Korycin. Przegrała wybory na wójta jednym głosem. Zapowiada protest
Wyborów samorządowych 2024 na wójta gminy Korycin w Podlaskiem nadal nie można uznać za rozstrzygniętych, bo jedna z kandydatek zapowiada złożenie protestu - informuje PAP. Beata Matyskiel przegrała niedzielne głosowanie jednym głosem. Kobietę poparło 731 osób, a jej kontrkandydata - dotychczasowego wójta Mirosława Lecha - 732 osoby. Matyskiel uważa jednak, że w czasie wyborów samorządowych 2024 w Korycinie doszło do oszustwa, którego miał się dopuścić Lech.

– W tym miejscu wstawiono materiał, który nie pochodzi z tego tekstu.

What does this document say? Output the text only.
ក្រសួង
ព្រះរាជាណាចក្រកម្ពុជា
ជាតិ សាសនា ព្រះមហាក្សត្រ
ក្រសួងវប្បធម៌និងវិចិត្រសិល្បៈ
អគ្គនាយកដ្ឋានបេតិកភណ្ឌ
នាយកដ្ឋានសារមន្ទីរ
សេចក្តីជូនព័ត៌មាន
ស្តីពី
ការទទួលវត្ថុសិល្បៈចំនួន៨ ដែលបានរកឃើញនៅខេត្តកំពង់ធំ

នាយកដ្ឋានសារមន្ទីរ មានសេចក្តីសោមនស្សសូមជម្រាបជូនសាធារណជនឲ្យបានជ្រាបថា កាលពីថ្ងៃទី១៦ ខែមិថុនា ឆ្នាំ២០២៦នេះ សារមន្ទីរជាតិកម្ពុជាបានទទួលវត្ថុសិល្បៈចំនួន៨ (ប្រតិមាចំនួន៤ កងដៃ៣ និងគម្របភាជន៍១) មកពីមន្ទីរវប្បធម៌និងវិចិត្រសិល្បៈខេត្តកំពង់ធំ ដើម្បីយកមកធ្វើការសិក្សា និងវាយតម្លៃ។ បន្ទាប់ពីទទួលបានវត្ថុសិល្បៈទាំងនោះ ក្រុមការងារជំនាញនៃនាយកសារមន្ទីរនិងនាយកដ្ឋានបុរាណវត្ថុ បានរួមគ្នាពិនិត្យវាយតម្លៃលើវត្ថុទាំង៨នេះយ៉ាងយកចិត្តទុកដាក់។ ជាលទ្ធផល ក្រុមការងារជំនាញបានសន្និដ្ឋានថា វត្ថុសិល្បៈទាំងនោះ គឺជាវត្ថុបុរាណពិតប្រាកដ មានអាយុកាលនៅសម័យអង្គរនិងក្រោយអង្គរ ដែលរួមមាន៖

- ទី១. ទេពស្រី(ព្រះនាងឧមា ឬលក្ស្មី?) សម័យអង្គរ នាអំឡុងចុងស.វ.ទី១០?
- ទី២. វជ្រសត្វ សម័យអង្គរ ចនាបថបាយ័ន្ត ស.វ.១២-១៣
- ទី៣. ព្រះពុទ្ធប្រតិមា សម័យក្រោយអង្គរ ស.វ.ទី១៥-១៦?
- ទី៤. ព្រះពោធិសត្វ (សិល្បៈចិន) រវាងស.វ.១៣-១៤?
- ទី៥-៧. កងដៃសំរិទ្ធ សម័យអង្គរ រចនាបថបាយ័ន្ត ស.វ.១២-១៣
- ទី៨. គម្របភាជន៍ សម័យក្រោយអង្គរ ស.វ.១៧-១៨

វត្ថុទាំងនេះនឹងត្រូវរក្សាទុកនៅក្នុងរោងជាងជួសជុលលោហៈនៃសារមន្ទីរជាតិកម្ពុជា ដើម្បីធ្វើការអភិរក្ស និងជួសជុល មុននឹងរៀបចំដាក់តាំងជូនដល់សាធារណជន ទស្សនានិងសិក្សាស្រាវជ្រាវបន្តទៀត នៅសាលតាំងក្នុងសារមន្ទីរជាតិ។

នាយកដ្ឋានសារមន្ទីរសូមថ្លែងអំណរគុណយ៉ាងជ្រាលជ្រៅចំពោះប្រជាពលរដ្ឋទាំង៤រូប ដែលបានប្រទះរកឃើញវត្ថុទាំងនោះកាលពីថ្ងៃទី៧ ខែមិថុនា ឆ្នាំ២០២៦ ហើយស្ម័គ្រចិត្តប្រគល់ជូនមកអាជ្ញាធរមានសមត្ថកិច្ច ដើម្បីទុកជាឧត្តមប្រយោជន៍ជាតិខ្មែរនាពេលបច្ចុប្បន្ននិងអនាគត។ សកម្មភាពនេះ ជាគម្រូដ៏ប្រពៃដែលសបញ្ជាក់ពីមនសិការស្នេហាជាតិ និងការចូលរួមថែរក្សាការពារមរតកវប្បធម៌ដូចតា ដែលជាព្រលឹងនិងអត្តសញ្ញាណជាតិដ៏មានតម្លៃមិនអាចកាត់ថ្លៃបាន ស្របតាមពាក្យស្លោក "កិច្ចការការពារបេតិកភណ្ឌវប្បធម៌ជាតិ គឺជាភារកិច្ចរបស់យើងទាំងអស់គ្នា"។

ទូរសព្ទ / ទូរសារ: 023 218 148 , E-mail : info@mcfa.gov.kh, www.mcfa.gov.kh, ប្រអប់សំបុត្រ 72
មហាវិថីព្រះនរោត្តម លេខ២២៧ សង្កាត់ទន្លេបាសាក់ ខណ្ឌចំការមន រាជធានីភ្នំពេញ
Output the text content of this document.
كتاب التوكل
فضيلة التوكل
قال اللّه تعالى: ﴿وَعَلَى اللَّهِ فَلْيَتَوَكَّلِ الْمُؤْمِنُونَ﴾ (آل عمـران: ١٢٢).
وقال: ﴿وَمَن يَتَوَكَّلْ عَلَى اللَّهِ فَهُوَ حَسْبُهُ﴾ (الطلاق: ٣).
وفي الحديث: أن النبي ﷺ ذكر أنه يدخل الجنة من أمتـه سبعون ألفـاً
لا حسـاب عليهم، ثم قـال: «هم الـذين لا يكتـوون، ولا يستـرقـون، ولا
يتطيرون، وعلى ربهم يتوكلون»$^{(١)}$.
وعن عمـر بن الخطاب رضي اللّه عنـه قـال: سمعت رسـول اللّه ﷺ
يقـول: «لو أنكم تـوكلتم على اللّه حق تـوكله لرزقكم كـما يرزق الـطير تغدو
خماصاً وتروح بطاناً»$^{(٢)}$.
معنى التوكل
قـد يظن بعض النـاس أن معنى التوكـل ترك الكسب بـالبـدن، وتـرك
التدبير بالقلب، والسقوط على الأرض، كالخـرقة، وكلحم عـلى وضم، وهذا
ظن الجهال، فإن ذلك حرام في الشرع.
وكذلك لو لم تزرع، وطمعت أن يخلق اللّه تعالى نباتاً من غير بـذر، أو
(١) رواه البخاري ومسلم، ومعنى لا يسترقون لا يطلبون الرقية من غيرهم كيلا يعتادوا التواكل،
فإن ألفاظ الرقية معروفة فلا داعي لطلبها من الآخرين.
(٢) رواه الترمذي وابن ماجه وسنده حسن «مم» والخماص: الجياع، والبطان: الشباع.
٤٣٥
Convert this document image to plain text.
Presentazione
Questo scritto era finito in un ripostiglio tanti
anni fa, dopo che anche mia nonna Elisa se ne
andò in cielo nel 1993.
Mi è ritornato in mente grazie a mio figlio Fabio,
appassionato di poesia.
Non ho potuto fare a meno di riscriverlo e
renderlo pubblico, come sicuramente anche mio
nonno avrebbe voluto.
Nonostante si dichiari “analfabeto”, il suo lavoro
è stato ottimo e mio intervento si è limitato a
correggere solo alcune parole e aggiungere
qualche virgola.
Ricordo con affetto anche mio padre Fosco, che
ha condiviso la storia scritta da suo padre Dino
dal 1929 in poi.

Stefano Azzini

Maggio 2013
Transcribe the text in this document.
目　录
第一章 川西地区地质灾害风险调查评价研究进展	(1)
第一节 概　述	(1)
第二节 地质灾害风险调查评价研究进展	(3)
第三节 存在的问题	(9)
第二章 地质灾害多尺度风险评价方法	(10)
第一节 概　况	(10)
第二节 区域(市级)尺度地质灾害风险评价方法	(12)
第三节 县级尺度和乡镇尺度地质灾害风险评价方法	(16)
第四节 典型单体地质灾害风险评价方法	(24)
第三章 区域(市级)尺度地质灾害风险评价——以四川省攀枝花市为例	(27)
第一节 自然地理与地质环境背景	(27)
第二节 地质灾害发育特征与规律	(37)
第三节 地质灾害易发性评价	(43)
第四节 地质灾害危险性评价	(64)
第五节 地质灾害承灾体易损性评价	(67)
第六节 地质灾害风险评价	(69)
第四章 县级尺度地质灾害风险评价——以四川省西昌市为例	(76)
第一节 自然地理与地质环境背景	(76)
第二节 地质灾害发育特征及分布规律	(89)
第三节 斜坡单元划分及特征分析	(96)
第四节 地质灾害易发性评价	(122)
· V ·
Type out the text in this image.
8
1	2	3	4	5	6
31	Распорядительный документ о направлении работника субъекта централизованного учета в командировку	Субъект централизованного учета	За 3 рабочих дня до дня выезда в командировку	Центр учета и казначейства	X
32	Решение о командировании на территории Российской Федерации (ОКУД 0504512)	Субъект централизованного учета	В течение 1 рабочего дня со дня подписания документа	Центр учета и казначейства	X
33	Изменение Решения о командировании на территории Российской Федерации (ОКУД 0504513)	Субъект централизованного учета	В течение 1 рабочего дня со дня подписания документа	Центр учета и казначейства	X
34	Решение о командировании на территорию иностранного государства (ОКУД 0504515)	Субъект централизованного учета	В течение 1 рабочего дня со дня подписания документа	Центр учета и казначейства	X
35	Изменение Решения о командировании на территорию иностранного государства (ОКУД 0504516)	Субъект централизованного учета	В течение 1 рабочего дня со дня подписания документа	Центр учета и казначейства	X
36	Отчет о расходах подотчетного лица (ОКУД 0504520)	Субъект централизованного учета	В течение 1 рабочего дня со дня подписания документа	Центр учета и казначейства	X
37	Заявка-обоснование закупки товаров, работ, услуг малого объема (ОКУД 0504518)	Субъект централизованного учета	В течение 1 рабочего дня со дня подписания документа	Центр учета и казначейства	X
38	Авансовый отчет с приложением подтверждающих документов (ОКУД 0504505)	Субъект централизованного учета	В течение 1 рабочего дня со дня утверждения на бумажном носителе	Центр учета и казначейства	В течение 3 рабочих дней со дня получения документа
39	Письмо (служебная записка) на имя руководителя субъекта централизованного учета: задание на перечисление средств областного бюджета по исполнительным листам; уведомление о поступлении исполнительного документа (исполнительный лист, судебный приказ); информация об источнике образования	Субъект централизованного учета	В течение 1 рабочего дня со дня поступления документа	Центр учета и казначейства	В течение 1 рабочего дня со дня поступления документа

Mamy dowody na to, że przed drugą turą meldował osoby, które nie są związane z gminą (...). Zwracamy też uwagę na dowożenie (do lokali wyborczych) ludzi, w przypadku których nie było takich podstaw - mówi w rozmowie z PAP kobieta. - Przegraną się nie czuję i mam satysfakcję, że zrobiłam to uczciwie. Nie jestem przybita, wręcz przeciwnie, poczułam taką ulgę, że to już jest po.
Mąż Matyskiel wygrał wybory na burmistrza Suchowoli
W I turze wyborów samorządowych 2024 na wójta Korycina Lech, startujący z KWW "Nasza gmina Korycin", ale jako członek Polski 2050, otrzymał 629 głosów przy 615 głosach Matyskiel (KWW "Korycin - wspólna sprawa").
Co ciekawe, kobieta jest żoną burmistrza Suchowoli Michała Matyskiela, który w pierwszej turze tegorocznego głosowania został ponownie wybrany na to stanowisko.